Conferees also added $10 million to NASA's Sun-Earth Connections program that studies the effects of the Sun on the Earth, plus an additional $3 million for the proposed Solar Probe mission. The committee left intact the full funding for NASA's Mars programs, but requested that the space agency submit a detailed five-year plan for missions beyond 2007.

The conference report left largely intact that $465 million budgeted for the Space Launch Initiative (SLI), a five-year, $4.5-billion effort to develop the technologies needed for the next generation of reusable launch vehicles. Some in Congress and NASA have suggested that SLI funding would be better spent to cover cost overruns in the ISS program, but the committee elected not to touch the funding at this time.

Overall, NASA made out considerably better than some had expected.

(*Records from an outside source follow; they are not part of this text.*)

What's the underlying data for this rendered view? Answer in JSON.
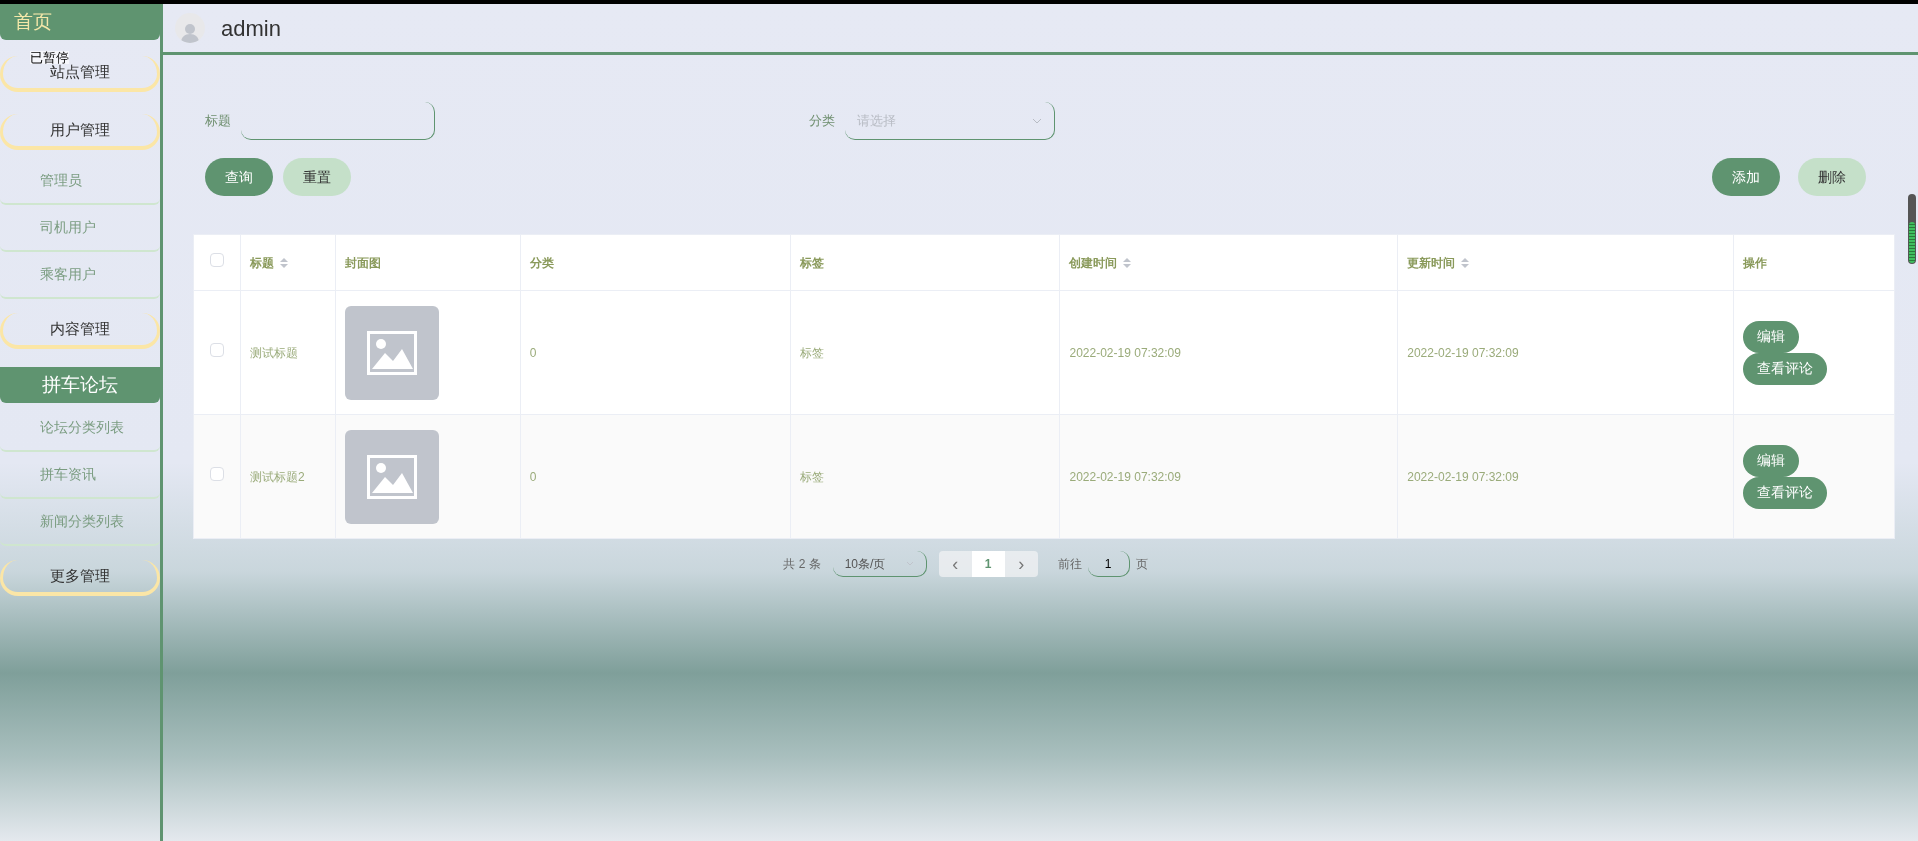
{
  "sidebar": {
    "items": [
      {
        "kind": "header",
        "label": "首页"
      },
      {
        "kind": "group",
        "label": "站点管理"
      },
      {
        "kind": "group",
        "label": "用户管理"
      },
      {
        "kind": "sub",
        "label": "管理员"
      },
      {
        "kind": "sub",
        "label": "司机用户"
      },
      {
        "kind": "sub",
        "label": "乘客用户"
      },
      {
        "kind": "group",
        "label": "内容管理"
      },
      {
        "kind": "header",
        "label": "拼车论坛"
      },
      {
        "kind": "sub",
        "label": "论坛分类列表"
      },
      {
        "kind": "sub",
        "label": "拼车资讯"
      },
      {
        "kind": "sub",
        "label": "新闻分类列表"
      },
      {
        "kind": "group",
        "label": "更多管理"
      }
    ],
    "overlay_text": "已暂停"
  },
  "header": {
    "username": "admin"
  },
  "filters": [
    {
      "kind": "text",
      "label": "标题"
    },
    {
      "kind": "select",
      "label": "分类",
      "placeholder": "请选择"
    }
  ],
  "left_buttons": [
    {
      "label": "查询",
      "primary": true
    },
    {
      "label": "重置",
      "primary": false
    }
  ],
  "right_buttons": [
    {
      "label": "添加",
      "primary": true
    },
    {
      "label": "删除",
      "primary": false
    }
  ],
  "table": {
    "select_all_checked": false,
    "columns": [
      {
        "label": "标题",
        "sortable": true
      },
      {
        "label": "封面图",
        "sortable": false
      },
      {
        "label": "分类",
        "sortable": false
      },
      {
        "label": "标签",
        "sortable": false
      },
      {
        "label": "创建时间",
        "sortable": true
      },
      {
        "label": "更新时间",
        "sortable": true
      },
      {
        "label": "操作",
        "sortable": false
      }
    ],
    "rows": [
      {
        "checked": false,
        "title": "测试标题",
        "category": "0",
        "tag": "标签",
        "created": "2022-02-19 07:32:09",
        "updated": "2022-02-19 07:32:09",
        "actions": [
          "编辑",
          "查看评论"
        ]
      },
      {
        "checked": false,
        "title": "测试标题2",
        "category": "0",
        "tag": "标签",
        "created": "2022-02-19 07:32:09",
        "updated": "2022-02-19 07:32:09",
        "actions": [
          "编辑",
          "查看评论"
        ]
      }
    ]
  },
  "pagination": {
    "total": "共 2 条",
    "page_size": "10条/页",
    "prev": "‹",
    "pages": [
      {
        "label": "1",
        "selected": true
      }
    ],
    "next": "›",
    "goto_label": "前往",
    "goto_value": "1",
    "goto_suffix": "页"
  }
}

In the wake of the September 11 terrorist attacks there were reports that NASA and other non-defense agencies could take as much as a 10 percent cut in 2002 to cover the costs of war and recovery efforts without endangering the budget surplus. However, Congress decided that the combination of the war effort and an economic recession were sufficient cause to increase spending, even if it meant incurring a budget deficit.

The outlook for fiscal year 2003 is hazy, a combination of uncertainty over the war and economy as well as the identity of the person who will succeed Dan Goldin as NASA administrator. There are concerns that NASA may have to take a budget cut, and the agency's role in the International Space Station is likely to be reexamined. The first proposed 2003 budget will likely not be released before February 2002.